Sorting and Collating “I Heart Huckabees”

I took an introductory course in chemistry at the same time as I took Philosophy, so the concepts of attraction and repulsion were hanging out together in my cerebral cortex at the time I watched the movie and wrote this report. 

I originally thought Albert, Brad, and Tommy were all one person metaphorically fragmented, but if that were true why would Brad and Tommy have existence outside of Albert’s perception? I came to see each character as separate, circling around Albert’s own fragmented, unbalanced process of self-discovery. Brad is pure ambition, driven to conquer everything in his path through charm and calculated likability. Tommy is raw, random idealism housed in a shell of heroic hostility. Dawn represents narcissistic struggle, alternately begging to be stared at and demanding that we stop staring at her. The investigators work together – one aggressive, persistent, and intrusive, the other calm, instructive, and nurturing – to help Albert take down the walls and find out how he is connected to the world. Caterine represents a cynical view of the same world, where all is alone – unconnected – and nothing matters. The investigators teach Albert to open his mind and examine his thoughts, while the nihilistic Caterine teaches him to stop thinking altogether.

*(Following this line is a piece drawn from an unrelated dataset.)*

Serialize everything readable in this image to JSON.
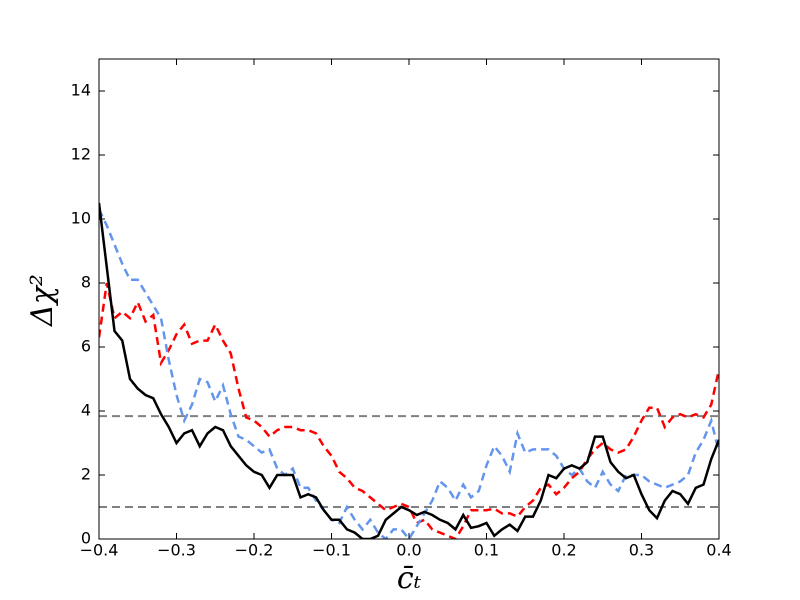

The two sides of the investigation remind me of something I learned just last week, in my Chemistry course. Nothing is solid; we are all structures made out of bits of matter surrounded by comparatively large amounts of space, held together by magnetic forces. Examining the opposing views of the investigators and their former prize pupil, this can be taken to mean that everything is connected – through the constantly mingling electrons – or that all matter is ultimately alone, untouched by other matter. We are attracted and repulsed, seemingly moving towards and away from each other, but in fact we are constantly circling, orbiting, but desperately clawing to get closer and further away at the same time. The symmetry of attraction and repulsion whipsaws us back and forth, between giddy, joyous attraction and hideous, depressing repulsion, until we accept this bizarre contradiction and, to borrow an old, tired cliche, learn to ‘go with the flow’.

Albert learns, through Caterine, that there can be pleasure in human drama. This opens his mind to the idea that both sides of the investigation are on the correct track, but themselves fragmented and unbalanced. Albert sees that connectedness and disconnectedness each have a role in human drama, circling each other; the metaphorical electrons try to pull everything together while the inertia of the center mass hides beneath its electron shield. He uses the analogy of nice things growing out of manure, which is easier to sniff out (sorry) but I think the better analogy would be that attraction and repulsion create a circling, swirling balance. The only way to stay on our feet is to, figuratively but also a little bit literally, keep our balance.